A0...19: Address bus.
This allows up to 1 MB of memory to be addressed. Current technology is such that processor requiring large amounts of memory has this on the processor board, so this is not a great limitation. I/O space is limited to 4K, to simplify I/O address decoding to a practical level. A 74LS688 can decode A11...4 to locate I/O slave boards at 16-byte boundaries.

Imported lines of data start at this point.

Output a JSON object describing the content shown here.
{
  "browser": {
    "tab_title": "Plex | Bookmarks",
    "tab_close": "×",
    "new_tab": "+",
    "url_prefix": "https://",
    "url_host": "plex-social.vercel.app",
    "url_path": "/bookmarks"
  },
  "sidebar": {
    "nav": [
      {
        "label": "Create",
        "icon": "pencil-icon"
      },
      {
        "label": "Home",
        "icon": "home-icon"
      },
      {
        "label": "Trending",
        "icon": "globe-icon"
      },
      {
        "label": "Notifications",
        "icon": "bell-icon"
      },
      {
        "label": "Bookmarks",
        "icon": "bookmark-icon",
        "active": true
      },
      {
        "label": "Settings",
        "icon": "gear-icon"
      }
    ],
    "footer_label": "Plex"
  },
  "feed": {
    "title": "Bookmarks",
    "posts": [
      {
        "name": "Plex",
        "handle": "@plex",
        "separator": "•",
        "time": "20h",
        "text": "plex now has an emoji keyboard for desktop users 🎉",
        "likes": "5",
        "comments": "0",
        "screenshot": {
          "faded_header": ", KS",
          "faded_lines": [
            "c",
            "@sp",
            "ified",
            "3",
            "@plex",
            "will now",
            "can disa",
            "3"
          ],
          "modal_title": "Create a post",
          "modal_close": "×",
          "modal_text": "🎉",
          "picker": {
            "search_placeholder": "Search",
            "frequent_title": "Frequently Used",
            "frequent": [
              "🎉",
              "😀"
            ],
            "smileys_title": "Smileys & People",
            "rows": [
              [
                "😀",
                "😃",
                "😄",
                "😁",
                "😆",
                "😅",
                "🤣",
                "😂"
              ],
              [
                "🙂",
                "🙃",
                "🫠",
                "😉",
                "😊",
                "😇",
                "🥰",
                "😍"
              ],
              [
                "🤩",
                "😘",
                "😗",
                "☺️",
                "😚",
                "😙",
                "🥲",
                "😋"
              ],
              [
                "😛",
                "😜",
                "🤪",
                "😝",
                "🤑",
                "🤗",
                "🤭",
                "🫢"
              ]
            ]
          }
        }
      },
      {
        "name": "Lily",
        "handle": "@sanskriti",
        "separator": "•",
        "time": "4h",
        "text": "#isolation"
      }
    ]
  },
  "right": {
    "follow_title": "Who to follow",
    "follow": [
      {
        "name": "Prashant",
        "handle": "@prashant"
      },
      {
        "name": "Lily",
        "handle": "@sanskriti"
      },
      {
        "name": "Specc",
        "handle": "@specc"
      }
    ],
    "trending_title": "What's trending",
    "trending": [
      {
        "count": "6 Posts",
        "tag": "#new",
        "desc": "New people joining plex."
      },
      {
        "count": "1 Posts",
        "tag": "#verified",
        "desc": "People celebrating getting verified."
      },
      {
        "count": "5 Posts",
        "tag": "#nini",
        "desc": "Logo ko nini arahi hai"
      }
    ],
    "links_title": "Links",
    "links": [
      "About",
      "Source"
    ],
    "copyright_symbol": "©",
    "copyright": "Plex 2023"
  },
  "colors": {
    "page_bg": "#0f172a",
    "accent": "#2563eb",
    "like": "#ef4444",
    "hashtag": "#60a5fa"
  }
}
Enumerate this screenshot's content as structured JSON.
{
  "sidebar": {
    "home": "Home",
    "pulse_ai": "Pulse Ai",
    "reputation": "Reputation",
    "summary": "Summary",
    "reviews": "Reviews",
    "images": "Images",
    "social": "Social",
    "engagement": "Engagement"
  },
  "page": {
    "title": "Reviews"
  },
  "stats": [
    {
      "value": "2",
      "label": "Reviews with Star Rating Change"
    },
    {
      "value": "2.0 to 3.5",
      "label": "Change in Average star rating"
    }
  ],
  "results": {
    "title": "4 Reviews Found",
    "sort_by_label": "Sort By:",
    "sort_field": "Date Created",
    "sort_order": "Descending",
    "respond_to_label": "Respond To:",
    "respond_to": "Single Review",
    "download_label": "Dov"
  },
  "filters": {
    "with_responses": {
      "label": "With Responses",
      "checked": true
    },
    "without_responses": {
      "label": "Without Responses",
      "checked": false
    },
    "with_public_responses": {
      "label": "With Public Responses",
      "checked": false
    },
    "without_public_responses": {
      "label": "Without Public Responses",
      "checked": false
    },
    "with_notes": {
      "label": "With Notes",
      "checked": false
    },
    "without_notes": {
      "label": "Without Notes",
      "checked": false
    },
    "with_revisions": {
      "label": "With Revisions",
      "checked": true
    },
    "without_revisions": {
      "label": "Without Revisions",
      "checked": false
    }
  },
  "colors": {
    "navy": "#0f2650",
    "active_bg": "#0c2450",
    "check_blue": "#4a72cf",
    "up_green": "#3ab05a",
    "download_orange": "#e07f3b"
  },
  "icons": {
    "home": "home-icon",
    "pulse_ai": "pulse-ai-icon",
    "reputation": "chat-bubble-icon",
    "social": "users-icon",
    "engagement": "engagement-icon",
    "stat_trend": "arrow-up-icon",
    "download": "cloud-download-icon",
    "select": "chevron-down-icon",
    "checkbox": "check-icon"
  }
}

BUSRQ/ and BUSAK/: Bus Requests and Bus Acknowledge. Optional, used by multi-master systems.
The number of Attention Requests reflects that the ECB-bus aims to be simple.
Single-master systems are the norm, but these signals allow systems to have secondary bus masters if needed.

HALT/: CPU Stopped.

BAI 1; BAO 1: Bus Priority In; Bus Priority Out.

IEI; IEO: Interrupt Enable In; Interrupt Enable Out.

IORQ/: In / Out Request

MREQ/: Memory Request

PHI; nPHI: System Clock; nx Clock.

RESET/: System Reset.

== Technical notes ==
- Signal inputs must be Schmitt trigger.
- Signal outputs must have a fan-out of 20
- Backplane can have up to ?? sockets
- Active bus-termination recommended

== Notable uses ==
The DIN 41612 connector has different pin assignments assigned by various manufacturers, such as Kontron, J&K, ELZET80, Conitec, etc.

N8VEM homebrew computing project uses ECB and provides a large number of various ECB cards and a couple of ECB backplanes along with Z80 processor socket shim adapters to allow a great number of retro-computers access to the ECB bus without the need for major system modification.
The Retrobrew Computer Group has expanded the definition of ECB Pinouts as well as I/O Port usage guidelines.